Paulista brought to tears by talk of Valencia relegation battle

·2-min read

(Reuters) - Valencia defender Gabriel Paulista broke down in tears during a post-match interview on Saturday when it was suggested his side were in a relegation fight after a 3-0 defeat at Getafe left them six points above La Liga's drop zone.

Asked what it was like to go from challenging for Champions League qualification each year to looking nervously over their shoulders at the relegation places, Paulista lost composure and could barely respond.

"Hearing that is terrible, when you consider how big a club Valencia are and then to hear (about the threat of relegation) is awful," Paulista told broadcaster Movistar Plus.

"But we're going to turn this around, we have many games left and we're going to improve and return Valencia to where they deserve to be."

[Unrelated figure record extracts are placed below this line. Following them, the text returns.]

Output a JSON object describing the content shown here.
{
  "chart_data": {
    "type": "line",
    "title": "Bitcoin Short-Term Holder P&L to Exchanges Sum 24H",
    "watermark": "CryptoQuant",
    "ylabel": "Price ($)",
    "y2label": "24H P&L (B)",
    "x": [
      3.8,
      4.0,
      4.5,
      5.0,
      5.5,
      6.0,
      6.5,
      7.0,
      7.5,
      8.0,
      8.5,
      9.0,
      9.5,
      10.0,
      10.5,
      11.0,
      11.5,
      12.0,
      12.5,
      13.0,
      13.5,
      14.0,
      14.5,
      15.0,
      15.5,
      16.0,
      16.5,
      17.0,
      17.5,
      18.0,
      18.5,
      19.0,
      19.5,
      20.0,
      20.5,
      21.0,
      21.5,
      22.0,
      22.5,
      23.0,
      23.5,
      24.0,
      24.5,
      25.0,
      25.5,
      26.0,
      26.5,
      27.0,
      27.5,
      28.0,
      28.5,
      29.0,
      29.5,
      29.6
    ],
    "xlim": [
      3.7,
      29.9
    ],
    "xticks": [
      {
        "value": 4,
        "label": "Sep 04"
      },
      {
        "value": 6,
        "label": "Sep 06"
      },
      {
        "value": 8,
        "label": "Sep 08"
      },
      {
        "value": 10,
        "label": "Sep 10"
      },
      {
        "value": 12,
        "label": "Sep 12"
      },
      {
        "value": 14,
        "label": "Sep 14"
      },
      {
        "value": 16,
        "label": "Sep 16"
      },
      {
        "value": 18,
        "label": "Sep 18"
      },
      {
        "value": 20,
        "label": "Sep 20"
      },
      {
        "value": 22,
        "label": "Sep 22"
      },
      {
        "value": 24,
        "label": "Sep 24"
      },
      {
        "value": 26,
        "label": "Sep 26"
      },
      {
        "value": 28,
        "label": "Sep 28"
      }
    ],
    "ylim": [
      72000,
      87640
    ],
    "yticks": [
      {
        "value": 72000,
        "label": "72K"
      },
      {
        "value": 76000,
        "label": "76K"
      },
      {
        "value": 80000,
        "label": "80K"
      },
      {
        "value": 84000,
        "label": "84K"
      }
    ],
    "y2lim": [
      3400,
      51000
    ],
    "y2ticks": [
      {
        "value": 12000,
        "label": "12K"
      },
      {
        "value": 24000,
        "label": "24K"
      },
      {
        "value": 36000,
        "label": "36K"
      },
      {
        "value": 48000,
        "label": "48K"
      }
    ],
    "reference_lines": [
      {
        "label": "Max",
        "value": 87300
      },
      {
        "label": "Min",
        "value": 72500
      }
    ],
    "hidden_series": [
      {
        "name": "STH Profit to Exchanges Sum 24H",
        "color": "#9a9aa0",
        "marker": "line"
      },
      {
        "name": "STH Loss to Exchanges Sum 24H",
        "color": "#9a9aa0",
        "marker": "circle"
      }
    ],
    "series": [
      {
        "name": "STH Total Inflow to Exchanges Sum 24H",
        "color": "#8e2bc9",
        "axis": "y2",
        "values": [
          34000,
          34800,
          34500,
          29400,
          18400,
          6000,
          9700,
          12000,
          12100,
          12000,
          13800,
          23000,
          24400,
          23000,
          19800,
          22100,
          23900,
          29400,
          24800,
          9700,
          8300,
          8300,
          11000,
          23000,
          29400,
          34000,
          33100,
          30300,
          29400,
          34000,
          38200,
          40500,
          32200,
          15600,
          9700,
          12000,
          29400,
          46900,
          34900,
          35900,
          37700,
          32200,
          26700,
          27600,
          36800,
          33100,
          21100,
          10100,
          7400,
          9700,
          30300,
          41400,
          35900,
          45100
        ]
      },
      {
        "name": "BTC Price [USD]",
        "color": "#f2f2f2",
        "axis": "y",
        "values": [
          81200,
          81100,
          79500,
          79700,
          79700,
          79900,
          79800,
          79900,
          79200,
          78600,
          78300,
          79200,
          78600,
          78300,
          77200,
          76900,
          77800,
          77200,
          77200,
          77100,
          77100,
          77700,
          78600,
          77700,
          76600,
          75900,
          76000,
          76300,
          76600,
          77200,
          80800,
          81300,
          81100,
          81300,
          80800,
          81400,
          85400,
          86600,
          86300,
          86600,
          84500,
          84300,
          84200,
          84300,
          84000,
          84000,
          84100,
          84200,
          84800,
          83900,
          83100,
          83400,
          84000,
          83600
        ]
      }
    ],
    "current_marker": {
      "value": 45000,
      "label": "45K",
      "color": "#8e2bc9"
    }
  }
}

The interviewer wished Paulista luck before ending the segment and the player continued to shed tears before being consoled by Valencia's press officer.

Six times league winners and Champions League runners-up in 2000 and 2001, Valencia are one of Spain's biggest clubs but have endured plenty of ups and downs in the last decade.

They had a recent resurgence which saw them qualify for the Champions League in consecutive seasons and win the Copa del Rey but have been on a downward spiral since coach Marcelino was sacked in 2019 after falling out with owner Peter Lim.

They reached the Champions League quarter-finals last year but have reached a nadir this season amid a financial crisis exacerbated by the novel coronavirus pandemic.

They had to part with a number of influential players in 2020 without bringing in any new arrivals.

The transfer fiasco led to coach Javi Gracia offering his resignation in October before withdrawing it.

But results are getting worse for Valencia, who sit 14th in the standings after winning three of their last 16 league games.

"This season has been very difficult for us," Gabriel said.

"We're Valencia and we have to fight for this badge, this club deserves so much more as we're not doing anything right, we have to try and do a lot more."